The following eye diagrams were recorded at the deserializer's LVDS input port. These plots show the deserializer's data recovery capability under the distorted bit symbols. We can also see the significant improvement by the LVDS link equalizer on the eye diagrams.
Figure 3. NISSEI AWG26, 20m at 702Mbps with pre-emphasis and equalizer.
Figure 4. NISSEI AWG26, 30m at 630Mbps with pre-emphasis and equalizer.
Figure 5. NISSEI AWG26, 30m at 306Mbps with pre-emphasis.
Figure 6. NISSEI AWG26, 30m at 306Mbps with pre-emphasis and equalizer.
Summary
From the results shown in Tables 3 and 4, we can make the following observations.
- Although CAT5E unshielded cable has the better performance than the other two types of cable, it could have EMI issues in applications.
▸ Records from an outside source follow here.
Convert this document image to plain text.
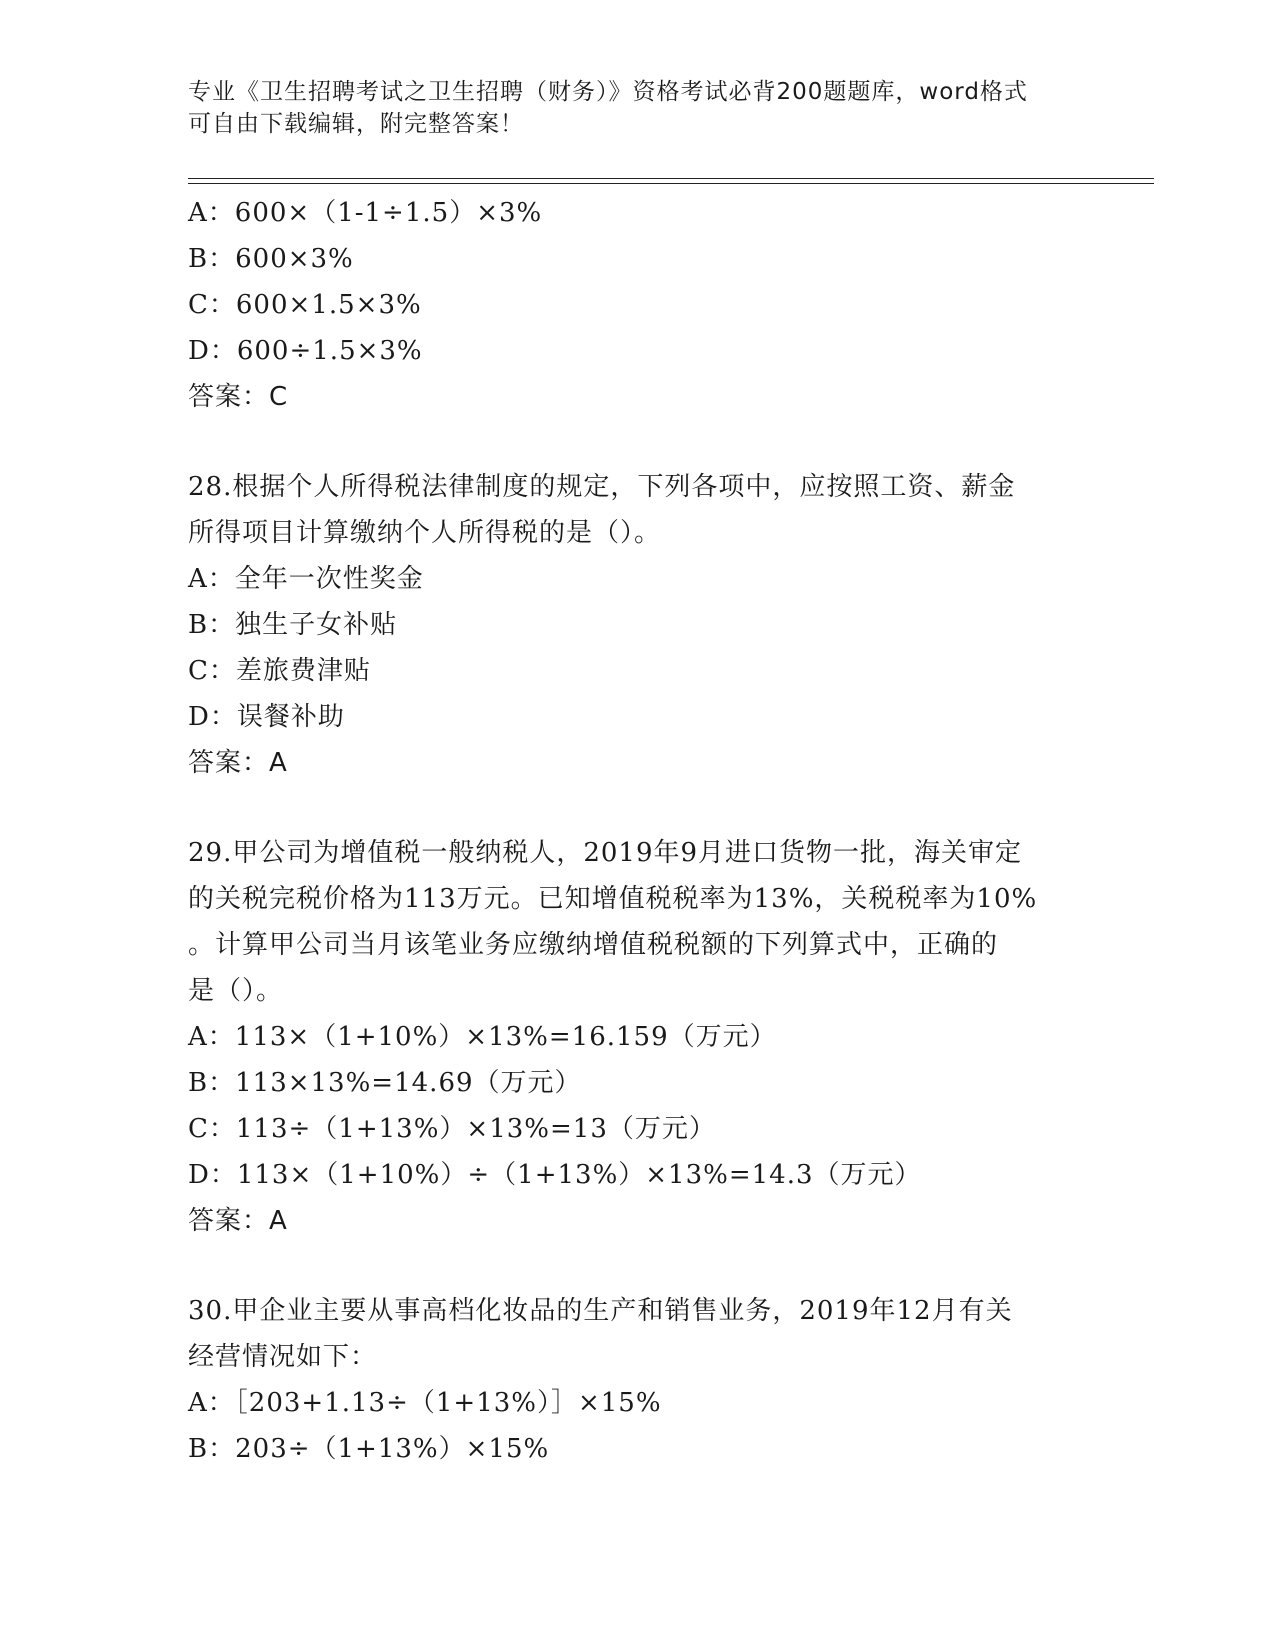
专业《卫生招聘考试之卫生招聘（财务）》资格考试必背200题题库，word格式
可自由下载编辑，附完整答案！
A：600×（1-1÷1.5）×3%
B：600×3%
C：600×1.5×3%
D：600÷1.5×3%
答案：C
28.根据个人所得税法律制度的规定，下列各项中，应按照工资、薪金
所得项目计算缴纳个人所得税的是（）。
A：全年一次性奖金
B：独生子女补贴
C：差旅费津贴
D：误餐补助
答案：A
29.甲公司为增值税一般纳税人，2019年9月进口货物一批，海关审定
的关税完税价格为113万元。已知增值税税率为13%，关税税率为10%
。计算甲公司当月该笔业务应缴纳增值税税额的下列算式中，正确的
是（）。
A：113×（1+10%）×13%=16.159（万元）
B：113×13%=14.69（万元）
C：113÷（1+13%）×13%=13（万元）
D：113×（1+10%）÷（1+13%）×13%=14.3（万元）
答案：A
30.甲企业主要从事高档化妆品的生产和销售业务，2019年12月有关
经营情况如下：
A：［203+1.13÷（1+13%）］×15%
B：203÷（1+13%）×15%
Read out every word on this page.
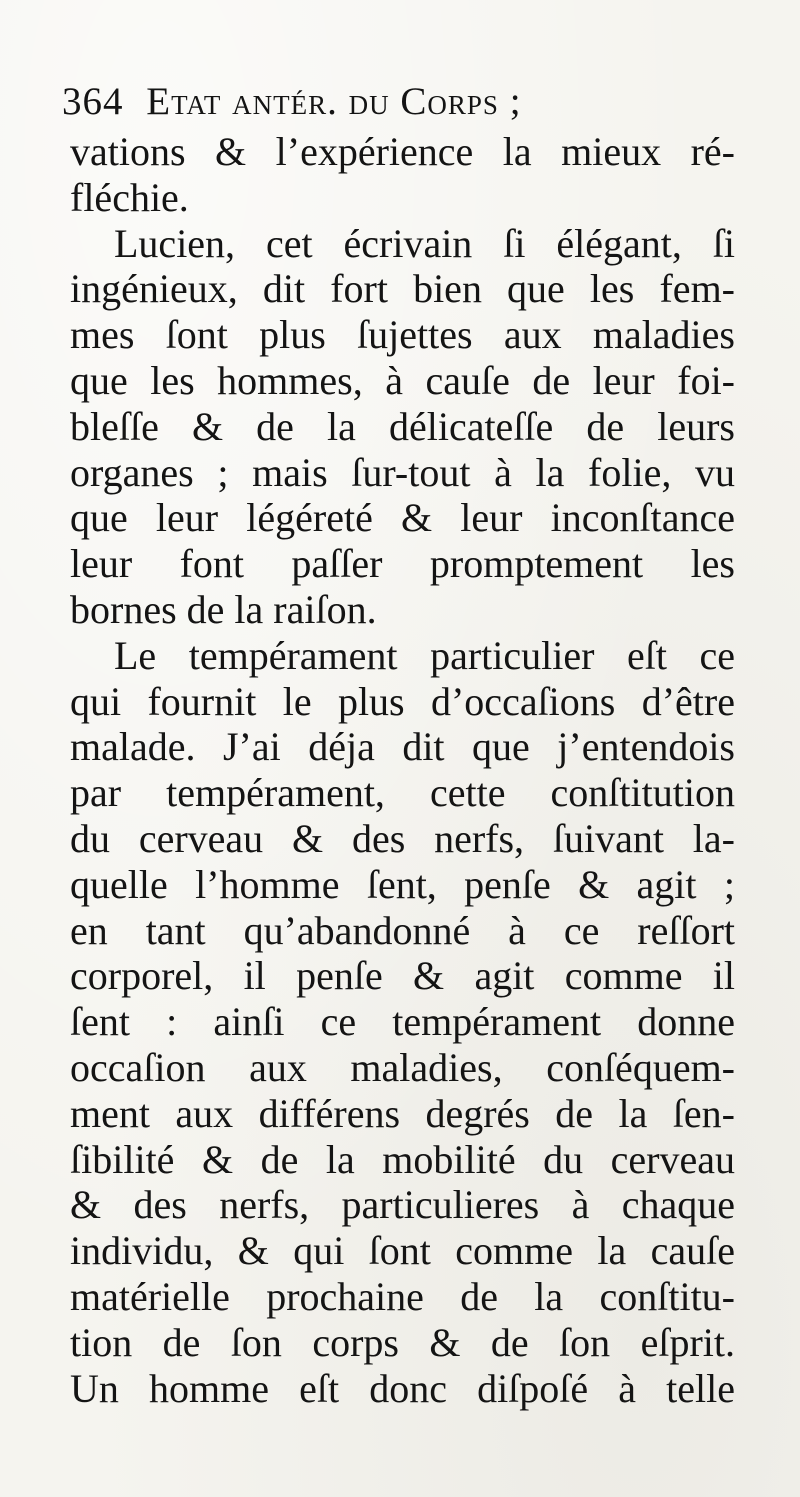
364 Etat antér. du Corps ;
vations & l’expérience la mieux ré-
fléchie.
Lucien, cet écrivain ſi élégant, ſi
ingénieux, dit fort bien que les fem-
mes ſont plus ſujettes aux maladies
que les hommes, à cauſe de leur foi-
bleſſe & de la délicateſſe de leurs
organes ; mais ſur-tout à la folie, vu
que leur légéreté & leur inconſtance
leur font paſſer promptement les
bornes de la raiſon.
Le tempérament particulier eſt ce
qui fournit le plus d’occaſions d’être
malade. J’ai déja dit que j’entendois
par tempérament, cette conſtitution
du cerveau & des nerfs, ſuivant la-
quelle l’homme ſent, penſe & agit ;
en tant qu’abandonné à ce reſſort
corporel, il penſe & agit comme il
ſent : ainſi ce tempérament donne
occaſion aux maladies, conſéquem-
ment aux différens degrés de la ſen-
ſibilité & de la mobilité du cerveau
& des nerfs, particulieres à chaque
individu, & qui ſont comme la cauſe
matérielle prochaine de la conſtitu-
tion de ſon corps & de ſon eſprit.
Un homme eſt donc diſpoſé à telle
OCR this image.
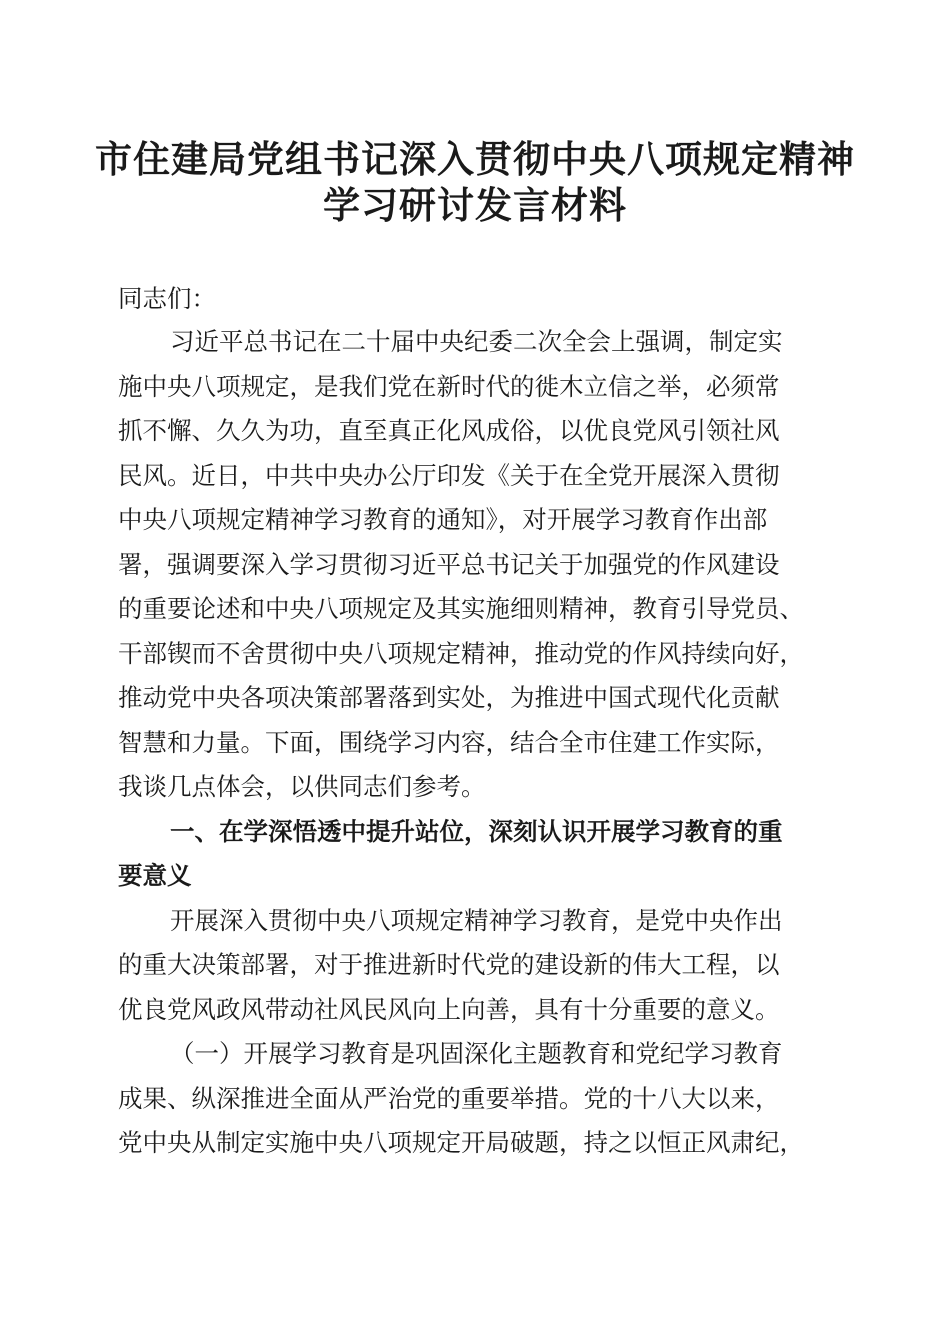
市住建局党组书记深入贯彻中央八项规定精神
学习研讨发言材料

同志们：

习近平总书记在二十届中央纪委二次全会上强调，制定实

施中央八项规定，是我们党在新时代的徙木立信之举，必须常

抓不懈、久久为功，直至真正化风成俗，以优良党风引领社风

民风。近日，中共中央办公厅印发《关于在全党开展深入贯彻

中央八项规定精神学习教育的通知》，对开展学习教育作出部

署，强调要深入学习贯彻习近平总书记关于加强党的作风建设

的重要论述和中央八项规定及其实施细则精神，教育引导党员、

干部锲而不舍贯彻中央八项规定精神，推动党的作风持续向好，

推动党中央各项决策部署落到实处，为推进中国式现代化贡献

智慧和力量。下面，围绕学习内容，结合全市住建工作实际，

我谈几点体会，以供同志们参考。

一、在学深悟透中提升站位，深刻认识开展学习教育的重

要意义

开展深入贯彻中央八项规定精神学习教育，是党中央作出

的重大决策部署，对于推进新时代党的建设新的伟大工程，以

优良党风政风带动社风民风向上向善，具有十分重要的意义。

（一）开展学习教育是巩固深化主题教育和党纪学习教育

成果、纵深推进全面从严治党的重要举措。党的十八大以来，

党中央从制定实施中央八项规定开局破题，持之以恒正风肃纪，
- Pre-emphasis and LVDS equalization help the link performance. Pre-emphasis gives bigger boost for a short cable and the later provides more efficient improvement for a longer cable. For the 30m cables, the equalizer could double the data rates.
- The performance variation in the extended temperature range is relatively small.
- The cable wire gauge could limit the performance. A wire gauge larger than AWG28 is recommended.